Похоже на то, что Дуайт Д.[173] подбирается к Дому все ближе.
Четверг, 25 декабря
Лондон. Тарпентин-лейн. Мрачный, гнетущий ленч в Самнер-плэйс с мамой и Энкарнасьон. Мама увядает – она достаточно оживлена, но стала куда более худой, сухопарой. Ели индейку с разваренной брюссельской капустой. Картошку Энкарнасьон приготовить забыла, и мама накричала на нее, а Энкарнасьон сказала, что эта английская еда все равно отвратительна, и расплакалась, – я заставил их взаимно извиниться. Выпил львиную долю красного вина (две бутылки, которые я благоразумно принес с собой – единственное спиртное в доме это белый ром). Про Аланну я им рассказывать не стал.

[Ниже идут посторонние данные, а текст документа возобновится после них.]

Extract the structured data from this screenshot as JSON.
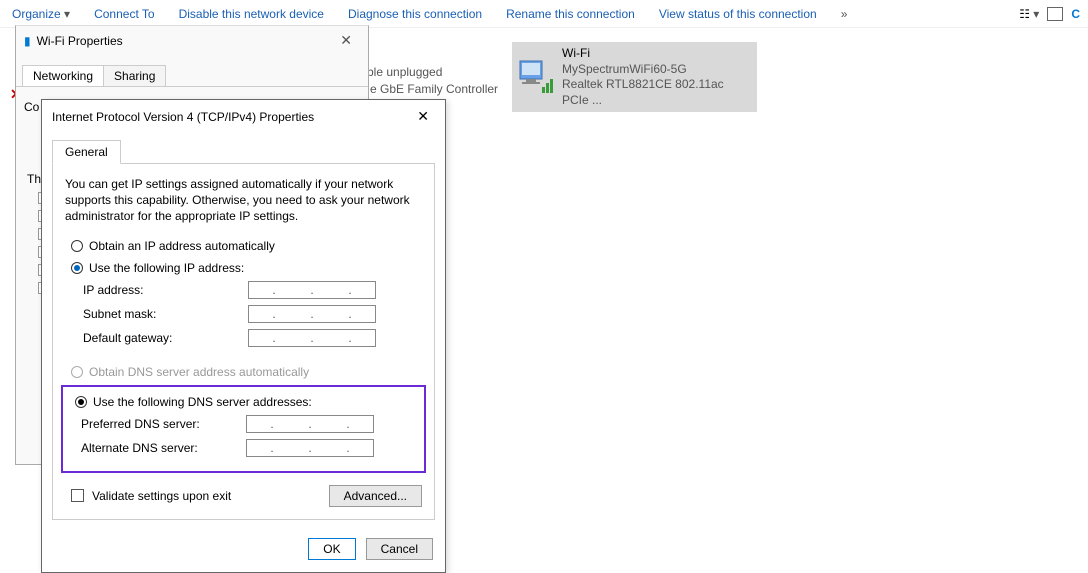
{
  "toolbar": {
    "organize": "Organize",
    "connect_to": "Connect To",
    "disable": "Disable this network device",
    "diagnose": "Diagnose this connection",
    "rename": "Rename this connection",
    "view_status": "View status of this connection",
    "more": "»"
  },
  "networks": {
    "partial1": "ble unplugged",
    "partial2": "e GbE Family Controller",
    "wifi": {
      "name": "Wi-Fi",
      "ssid": "MySpectrumWiFi60-5G",
      "adapter": "Realtek RTL8821CE 802.11ac PCIe ..."
    }
  },
  "wifi_dialog": {
    "title": "Wi-Fi Properties",
    "tabs": {
      "networking": "Networking",
      "sharing": "Sharing"
    },
    "co": "Co",
    "th": "Th"
  },
  "ipv4_dialog": {
    "title": "Internet Protocol Version 4 (TCP/IPv4) Properties",
    "tab_general": "General",
    "desc": "You can get IP settings assigned automatically if your network supports this capability. Otherwise, you need to ask your network administrator for the appropriate IP settings.",
    "radio_auto_ip": "Obtain an IP address automatically",
    "radio_static_ip": "Use the following IP address:",
    "ip_address": "IP address:",
    "subnet": "Subnet mask:",
    "gateway": "Default gateway:",
    "radio_auto_dns": "Obtain DNS server address automatically",
    "radio_static_dns": "Use the following DNS server addresses:",
    "preferred_dns": "Preferred DNS server:",
    "alternate_dns": "Alternate DNS server:",
    "validate": "Validate settings upon exit",
    "advanced": "Advanced...",
    "ok": "OK",
    "cancel": "Cancel",
    "ip_sep": "."
  }
}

Прежде чем улететь сюда, я попросил Аланну выйти за меня замуж. Она ответила согласием, мгновенно. Слезы, смех, всего в избытке. Сдается мне, она ожидала моего предложения уже не один месяц. В тот день, в субботу, я повел Арлен и Гейл на прогулку в Центральный парк. Арлен захотелось покататься на коньках. Мы с Гейл сидели среди зрителей, наблюдая за нею (Арлен катается вполне прилично), грызли крендельки с солью. И Гейл спросила, серьезным, взвешенным тоном: «Логан, почему ты не женишься на маме? Я, правда, была бы этому рада». Я чуть было не вспылил и переменил тему, однако вечером, после ужина (мы были одни) взял да и сделал предложение. Это верно, меня очень влечет, физически, к Аланне, она нравится мне, однако я не могу, если честно, сказать, что люблю ее. Если бы ты любил ее, стал бы ты до сих пор валять Джанет Фелзер? Аланна говорит, что любит меня. Беда в том, что после Фрейи я, по-моему, никого по-настоящему полюбить не способен. Но я счастлив, наверное, – и более того: я рад, доволен, что мы поженимся. Я привык быть женатым человеком; и отвык жить сам по себе – одиночество это не то состояние, которое я приветствую и которым наслаждаюсь. Меня не покидает, однако же, мысль, что я женюсь на Аланне потому, что это позволит мне быть рядом с Гейл... Что, вероятно, очень глупо с моей стороны: не всегда же она будет оставаться очаровательной, забавной пятилеткой. И все же, carpe diem[174]. Кому, как не мне, жить по этой аксиоме?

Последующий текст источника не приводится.